Quand les classes trop longtemps étrangères et hostiles, dégagées des liens qui les empêchent de s'unir auront fait en se connaissant mieux la plus consolante, la plus belle des découvertes, la découverte de la bonté humaine, et de la charité chrétienne, elles finiront par s'aimer. Lamy.

(p. 211. col.1)

Notre grand siècle, qui a débuté par une incomparable épopée guerrière, qui, depuis, a renouvelé l'histoire, l'érudition, la poésie, l'art, arraché à la nature tant de secrets non encore révélés, qui s'est donné toutes les fêtes et toutes les bonnes fortunes du beau et du vrai, n'a pas cessé de poursuivre, avec inexpérience parfois, avec conviction toujours, et souvent (p. 211. col. 2) avec efficacité, la réali­sation du bien social. Fidèle à cette liberté contractuelle, qui a si heureusement succédé aux antiques servitudes corporatives, par elle, il a vu la condition du travailleur s'accroître en bien-être aussi bien qu'en dignité.

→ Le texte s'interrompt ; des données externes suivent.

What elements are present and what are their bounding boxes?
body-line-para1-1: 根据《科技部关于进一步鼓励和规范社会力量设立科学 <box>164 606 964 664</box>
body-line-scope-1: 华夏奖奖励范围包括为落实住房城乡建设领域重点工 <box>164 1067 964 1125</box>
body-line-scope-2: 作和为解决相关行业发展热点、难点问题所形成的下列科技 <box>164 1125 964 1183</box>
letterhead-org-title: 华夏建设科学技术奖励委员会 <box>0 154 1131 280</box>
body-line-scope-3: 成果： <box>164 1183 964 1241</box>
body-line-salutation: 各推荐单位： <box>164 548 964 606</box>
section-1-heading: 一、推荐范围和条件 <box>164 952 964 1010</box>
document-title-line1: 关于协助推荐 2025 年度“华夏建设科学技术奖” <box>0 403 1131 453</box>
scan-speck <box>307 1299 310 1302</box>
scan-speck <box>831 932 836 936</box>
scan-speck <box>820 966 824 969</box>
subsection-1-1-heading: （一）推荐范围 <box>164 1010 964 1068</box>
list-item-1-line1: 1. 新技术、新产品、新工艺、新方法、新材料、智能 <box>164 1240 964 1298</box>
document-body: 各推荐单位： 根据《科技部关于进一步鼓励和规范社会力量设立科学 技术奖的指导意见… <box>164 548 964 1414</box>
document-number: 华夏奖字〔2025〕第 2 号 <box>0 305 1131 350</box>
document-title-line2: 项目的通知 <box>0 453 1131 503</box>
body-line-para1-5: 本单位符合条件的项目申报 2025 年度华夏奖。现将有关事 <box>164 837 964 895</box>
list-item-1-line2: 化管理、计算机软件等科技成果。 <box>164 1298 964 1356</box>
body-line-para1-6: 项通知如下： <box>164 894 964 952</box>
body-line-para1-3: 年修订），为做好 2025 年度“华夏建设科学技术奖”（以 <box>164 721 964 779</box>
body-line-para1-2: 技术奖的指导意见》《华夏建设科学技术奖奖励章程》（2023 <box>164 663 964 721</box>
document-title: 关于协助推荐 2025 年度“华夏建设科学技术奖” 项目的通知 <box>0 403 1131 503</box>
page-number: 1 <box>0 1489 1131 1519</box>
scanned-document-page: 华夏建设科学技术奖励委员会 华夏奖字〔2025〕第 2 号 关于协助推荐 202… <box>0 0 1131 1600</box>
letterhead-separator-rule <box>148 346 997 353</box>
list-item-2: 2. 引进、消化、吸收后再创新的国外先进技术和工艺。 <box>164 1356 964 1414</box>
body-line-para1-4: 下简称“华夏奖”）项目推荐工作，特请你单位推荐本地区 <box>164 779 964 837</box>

Dans nos campagnes, des millions de travail­leurs agricoles, assiette immuable de la nation, de plus en plus maî­tres de la terre, sont satisfaits de leur sort.

Dans nos usines, d'admirables institutions patronales abritent l'enfance, l'infirmité, la décrépitude de l'ouvrier…

Il semble que le siècle, désenchanté de tant d'illusion, et fatigué de ce qu'il a accompli de prodigieux, ne conserve d'ardeur que pour son œuvre d'amélioration sociale. (Emile Ollivier, disc. à l'acad.)

(p. 212. col. 2)

=====La fin d’un régime social 1848-1892

Dans les rangs de la bourgeoisie, combien d'individus, étourdis et comme grisés par l'étonnant progrès économique qui naissait de leurs efforts et dont ils tiraient d'immenses bénéfices, en proie à une fièvre de gain, de spéculation et de jouissance, irritaient le prolétariat par leur égoïste indifférence, en même temps que leurs exemples leur enseignaient toutes les convoitises matérialistes. De là le cri de révolte et d'envie qui semblait parfois répondre d'en bas au culte du veau d'or qui régnait en haut. Là encore, n'était-ce pas la religion qui eût pu apporter le vrai remède au mal social, en apprenant à cette société bourgeoise la leçon trop oubliée du renoncement pour soi et de la charité envers les autres? (p. 213. col. 1). Dès 1837, Ozanam considérant d'un côté le camp des pauvres, de l'autre le camp des riches, «dans l'un, l'égoïsme qui veut tout retenir, dans l'autre, l'égoïsme qui veut s'emparer de tout» demandait «qu'au nom de la charité, les chrétiens s'interposas­sent entre les deux camps, qu'ils allassent, transfuges bienfaisants, de l'un à l'autre, obtenant des riches beaucoup d'aumônes, des pauvres beaucoup de résignation»; qu'ils se fissent «médiateurs» entre «un paupérisme furieux et désespéré» et une «aristocratie financière dont les entrailles s'étaient endurcies»; … Mais, hélas! bien petit était le nombre de ceux qui pensaient et surtout agis­saient comme Ozanam!

- Thureau-Dangin, historien de la Monarchie de juillet, t.6, p. 150.

- Le mal est bien le même aujourd'hui. La religion seule possè­de le remède. Le palliatif de l'aumône ne suffit pas. Il faut avec la charité faire régner la justice.

NOTE de l'ÉDITEUR: le texte complet des Excerpta sera publié dans le volume MISCELLANEA («Mélanges») de l «'OPERA OMNIA» du père Dehon, y compris les textes sur thèmes sociaux qui n'ont pas été retenus par le Père A. Vassena scj, pour le VI ° volume des «Œuvres sociales».